Anaerobic digestion experiment was set-up as according to the standard ISO 11,734 [4]. Infusion glass bottles of 500 mL (Apodan A/S, Hørsholm, Denmark) were used as anaerobic reactors (Fig. 1b), and during start-up they each were inoculated by adding approximately 200 g of inoculum and different amounts of substrates according to the proportion depicted in Table 2.  The reactors received anaerobic condition by having flushed with N₂ and afterwards sealed. The set anaerobic temperature was mesophilic (Table 1) at 39 ± 1 °C, which was constantly maintained by a sealed incubator (Fig. 1b) inside which the reactors were kept throughout. The inoculum was collected from Ecopro biogas plant, Trondheim; the cattle manure from a local farm in Trondheim; and olive cake from a Danish company Combineering A/S. Substrates and inoculum weight measurement, when needed, was carried out to nearest ± 0.01 using a sensitive digital electronic balance (Entris 4202–1S, Sartorius, Epsom, UK).

2.2. Analytical methods

Total solids and volatile solids were measured analytically, where sample was first weighed, dried in an oven (B9025, Termax, Hagan, Norway) for 24 h at 105 °C, and subsequently combusted in a muffle furnace (LT 5/12, Nabertherm, Lilienthal, Germany) for about 5 h at 550 °C [1,2]. The measured numerical data from each of these steps were then incorporated to relevant equations given elsewhere in Ref. [5] for calculating TS and VS.
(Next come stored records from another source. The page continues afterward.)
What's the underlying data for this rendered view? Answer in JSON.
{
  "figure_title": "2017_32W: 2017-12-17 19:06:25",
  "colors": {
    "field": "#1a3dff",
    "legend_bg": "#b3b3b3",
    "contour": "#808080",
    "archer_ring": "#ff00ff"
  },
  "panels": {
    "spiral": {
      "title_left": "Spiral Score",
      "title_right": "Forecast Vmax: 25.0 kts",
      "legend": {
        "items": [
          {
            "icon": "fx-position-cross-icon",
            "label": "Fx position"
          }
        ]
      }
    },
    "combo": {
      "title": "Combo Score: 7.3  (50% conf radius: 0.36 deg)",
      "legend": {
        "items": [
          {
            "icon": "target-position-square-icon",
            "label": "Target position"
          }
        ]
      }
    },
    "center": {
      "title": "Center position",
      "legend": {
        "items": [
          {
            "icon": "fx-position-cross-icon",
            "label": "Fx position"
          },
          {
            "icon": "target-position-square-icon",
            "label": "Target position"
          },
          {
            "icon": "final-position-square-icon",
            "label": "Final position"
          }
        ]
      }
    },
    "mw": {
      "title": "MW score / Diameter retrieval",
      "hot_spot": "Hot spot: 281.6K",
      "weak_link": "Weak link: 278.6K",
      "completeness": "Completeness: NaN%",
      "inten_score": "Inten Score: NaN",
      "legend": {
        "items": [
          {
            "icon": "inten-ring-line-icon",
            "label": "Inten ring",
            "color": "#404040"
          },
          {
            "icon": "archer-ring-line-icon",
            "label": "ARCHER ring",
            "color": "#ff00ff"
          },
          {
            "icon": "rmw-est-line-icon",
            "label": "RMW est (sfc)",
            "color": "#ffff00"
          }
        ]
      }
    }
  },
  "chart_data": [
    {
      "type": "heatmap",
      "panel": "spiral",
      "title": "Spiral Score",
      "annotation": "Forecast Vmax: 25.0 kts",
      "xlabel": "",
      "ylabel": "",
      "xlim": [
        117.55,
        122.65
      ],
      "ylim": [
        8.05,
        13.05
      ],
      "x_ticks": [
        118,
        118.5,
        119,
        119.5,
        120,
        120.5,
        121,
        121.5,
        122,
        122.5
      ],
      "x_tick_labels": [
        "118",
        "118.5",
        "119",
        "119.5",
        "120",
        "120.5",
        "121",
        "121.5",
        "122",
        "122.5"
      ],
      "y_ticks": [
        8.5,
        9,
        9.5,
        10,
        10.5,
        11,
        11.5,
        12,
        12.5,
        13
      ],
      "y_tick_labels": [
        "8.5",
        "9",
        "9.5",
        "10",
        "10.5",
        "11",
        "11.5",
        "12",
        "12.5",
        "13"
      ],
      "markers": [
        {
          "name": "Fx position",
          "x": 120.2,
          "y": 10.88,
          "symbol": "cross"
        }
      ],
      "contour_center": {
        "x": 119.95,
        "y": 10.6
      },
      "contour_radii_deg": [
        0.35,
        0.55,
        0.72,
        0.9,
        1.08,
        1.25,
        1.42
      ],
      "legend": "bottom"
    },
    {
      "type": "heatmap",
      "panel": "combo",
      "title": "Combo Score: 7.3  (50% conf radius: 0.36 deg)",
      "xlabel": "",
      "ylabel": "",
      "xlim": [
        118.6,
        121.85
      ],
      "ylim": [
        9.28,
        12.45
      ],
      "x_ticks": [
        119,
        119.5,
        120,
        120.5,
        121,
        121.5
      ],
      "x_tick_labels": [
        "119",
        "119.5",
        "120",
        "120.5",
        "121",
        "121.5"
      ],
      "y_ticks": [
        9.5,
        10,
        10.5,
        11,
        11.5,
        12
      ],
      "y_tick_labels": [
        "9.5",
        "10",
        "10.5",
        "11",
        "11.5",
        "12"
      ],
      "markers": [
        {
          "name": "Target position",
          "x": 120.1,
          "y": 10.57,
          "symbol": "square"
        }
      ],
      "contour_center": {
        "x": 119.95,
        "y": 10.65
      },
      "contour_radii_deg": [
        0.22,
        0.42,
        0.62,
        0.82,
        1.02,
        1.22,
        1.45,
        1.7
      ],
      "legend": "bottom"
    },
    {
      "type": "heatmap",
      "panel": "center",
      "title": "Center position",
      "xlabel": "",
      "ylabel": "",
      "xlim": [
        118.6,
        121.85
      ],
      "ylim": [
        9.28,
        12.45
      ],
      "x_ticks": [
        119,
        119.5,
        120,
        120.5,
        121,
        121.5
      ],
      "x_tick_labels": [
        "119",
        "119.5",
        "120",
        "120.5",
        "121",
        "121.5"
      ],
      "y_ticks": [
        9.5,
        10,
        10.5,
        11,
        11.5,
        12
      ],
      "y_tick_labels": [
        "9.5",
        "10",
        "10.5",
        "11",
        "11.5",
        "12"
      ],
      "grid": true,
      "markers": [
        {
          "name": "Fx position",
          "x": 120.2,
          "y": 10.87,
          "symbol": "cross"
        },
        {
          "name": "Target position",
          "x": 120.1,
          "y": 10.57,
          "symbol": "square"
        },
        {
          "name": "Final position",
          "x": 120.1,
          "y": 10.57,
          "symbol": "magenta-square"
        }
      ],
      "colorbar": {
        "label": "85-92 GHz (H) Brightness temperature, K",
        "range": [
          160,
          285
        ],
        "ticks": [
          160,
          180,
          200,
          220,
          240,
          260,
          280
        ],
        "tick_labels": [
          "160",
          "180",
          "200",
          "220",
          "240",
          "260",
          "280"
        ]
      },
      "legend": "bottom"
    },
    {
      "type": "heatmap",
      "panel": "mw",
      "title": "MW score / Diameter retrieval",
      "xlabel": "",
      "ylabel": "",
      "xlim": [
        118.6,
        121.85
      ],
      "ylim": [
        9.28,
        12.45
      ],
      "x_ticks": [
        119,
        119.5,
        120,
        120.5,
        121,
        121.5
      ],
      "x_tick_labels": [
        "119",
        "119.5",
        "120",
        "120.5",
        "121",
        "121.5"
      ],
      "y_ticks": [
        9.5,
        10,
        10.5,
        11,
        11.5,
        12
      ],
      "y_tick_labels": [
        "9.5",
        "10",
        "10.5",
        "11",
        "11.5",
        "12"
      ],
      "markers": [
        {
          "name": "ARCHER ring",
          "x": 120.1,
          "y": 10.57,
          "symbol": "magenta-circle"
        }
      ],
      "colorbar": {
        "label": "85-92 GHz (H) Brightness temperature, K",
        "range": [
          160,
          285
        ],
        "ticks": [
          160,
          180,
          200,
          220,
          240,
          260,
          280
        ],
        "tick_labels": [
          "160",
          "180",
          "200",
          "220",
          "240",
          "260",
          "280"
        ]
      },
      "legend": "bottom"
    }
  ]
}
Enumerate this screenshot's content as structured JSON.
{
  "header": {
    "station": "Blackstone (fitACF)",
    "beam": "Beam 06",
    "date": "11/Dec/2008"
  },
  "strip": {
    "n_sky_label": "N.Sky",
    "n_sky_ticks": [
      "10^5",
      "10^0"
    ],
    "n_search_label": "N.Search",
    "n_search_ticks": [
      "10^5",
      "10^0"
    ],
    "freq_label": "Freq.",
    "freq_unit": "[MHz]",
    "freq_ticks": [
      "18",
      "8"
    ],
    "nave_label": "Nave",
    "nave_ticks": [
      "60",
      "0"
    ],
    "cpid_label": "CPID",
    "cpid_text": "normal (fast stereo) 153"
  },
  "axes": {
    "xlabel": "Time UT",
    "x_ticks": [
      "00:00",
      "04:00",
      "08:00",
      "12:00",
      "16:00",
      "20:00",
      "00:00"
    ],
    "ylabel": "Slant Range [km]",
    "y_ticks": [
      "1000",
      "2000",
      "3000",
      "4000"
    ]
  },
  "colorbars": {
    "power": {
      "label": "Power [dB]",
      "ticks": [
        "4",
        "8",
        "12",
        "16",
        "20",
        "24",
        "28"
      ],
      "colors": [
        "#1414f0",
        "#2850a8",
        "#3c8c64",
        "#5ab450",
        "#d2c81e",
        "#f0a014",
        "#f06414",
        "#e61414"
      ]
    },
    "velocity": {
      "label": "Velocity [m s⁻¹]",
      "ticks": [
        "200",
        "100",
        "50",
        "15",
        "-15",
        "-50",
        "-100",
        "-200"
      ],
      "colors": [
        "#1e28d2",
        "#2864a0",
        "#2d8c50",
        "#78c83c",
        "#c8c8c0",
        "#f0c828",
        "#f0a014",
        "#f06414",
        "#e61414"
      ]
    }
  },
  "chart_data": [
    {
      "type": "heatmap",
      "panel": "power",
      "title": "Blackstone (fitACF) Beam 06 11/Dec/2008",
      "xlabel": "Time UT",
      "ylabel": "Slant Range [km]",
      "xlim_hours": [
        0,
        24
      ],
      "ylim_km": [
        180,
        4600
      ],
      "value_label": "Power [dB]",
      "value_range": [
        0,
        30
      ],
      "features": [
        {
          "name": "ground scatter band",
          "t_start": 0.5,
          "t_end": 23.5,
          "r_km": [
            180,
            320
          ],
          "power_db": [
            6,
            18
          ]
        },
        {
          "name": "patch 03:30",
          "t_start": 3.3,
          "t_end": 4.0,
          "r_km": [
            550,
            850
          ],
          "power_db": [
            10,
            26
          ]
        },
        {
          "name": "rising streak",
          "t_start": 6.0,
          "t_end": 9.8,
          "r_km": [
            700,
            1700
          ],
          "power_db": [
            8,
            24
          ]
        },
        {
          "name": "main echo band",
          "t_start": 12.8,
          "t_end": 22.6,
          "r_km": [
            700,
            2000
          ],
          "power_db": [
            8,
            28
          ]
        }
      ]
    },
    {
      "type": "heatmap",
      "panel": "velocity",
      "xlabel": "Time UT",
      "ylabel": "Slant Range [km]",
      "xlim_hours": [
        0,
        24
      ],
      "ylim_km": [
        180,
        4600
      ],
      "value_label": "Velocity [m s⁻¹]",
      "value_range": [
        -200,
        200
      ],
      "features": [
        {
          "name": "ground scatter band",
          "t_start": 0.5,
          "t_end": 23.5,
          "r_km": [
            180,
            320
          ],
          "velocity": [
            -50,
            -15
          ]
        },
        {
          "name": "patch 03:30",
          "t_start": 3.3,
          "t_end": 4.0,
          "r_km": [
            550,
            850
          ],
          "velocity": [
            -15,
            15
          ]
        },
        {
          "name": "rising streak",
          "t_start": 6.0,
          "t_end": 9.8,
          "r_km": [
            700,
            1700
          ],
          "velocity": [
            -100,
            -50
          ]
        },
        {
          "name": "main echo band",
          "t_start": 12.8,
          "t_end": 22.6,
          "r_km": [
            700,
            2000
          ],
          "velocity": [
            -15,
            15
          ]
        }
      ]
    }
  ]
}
Another parameter of interest is pH, which for the reactor bottles was measured using pH litmus strips (Arcol AS, Lørenskog, Norway) for two to three times during the course of the experiment (no data given).

Additionally, the most important parameter, the quantity of biogas produced was analyzed routinely by employing a water displacement appartus [5] (Fig. 1c.), and the recorded data were calibrated to STP (standard temperature and pressure) prior to inclusion in Tables 4 & 5. For biogas volume measurement, the collected biogas on reactor headspace was extracted using a syringe-needle tube connected to an aluminum bag (1 L Tedlar bag, Sigma Aldrich, Darmstadt, Germany) from which the biogas was passed through the inverted glass cylinder, resulting in a volume difference equalling to the amount of biogas channel through the water column. The volumetric biogas yield data were also converted to specific and daily yields and reported along with the cumulative yield in Tables 4 & 5.

Parallel to quantitative analysis, samples were also collected in glass vials (10 mL, Apodan A/S, Hørsholm, Denmark) for qualitative analysis using an in-situ gas chromatograph (8610C, SRI instruments, Torrance, USA). The chromatography data in terms of CH₄ and CO₂ content are expressed in Table 6. The cumulative biogas yield at the end of the experiment represents the biogas potential of the respective substrate, and the percent methane content illustrates the quality of the obtained potential.

The deep insight into both of these parameters are an essential prerequisite to future research in assessing the possibility of a commercial or farm scale biogas plant design or even to increase the biogas productivity of the existing plants.

Declaration of Competing Interest

The author declares that he has no known competing financial interests or personal relationships which have, or could be perceived to have, influenced the work reported in this article.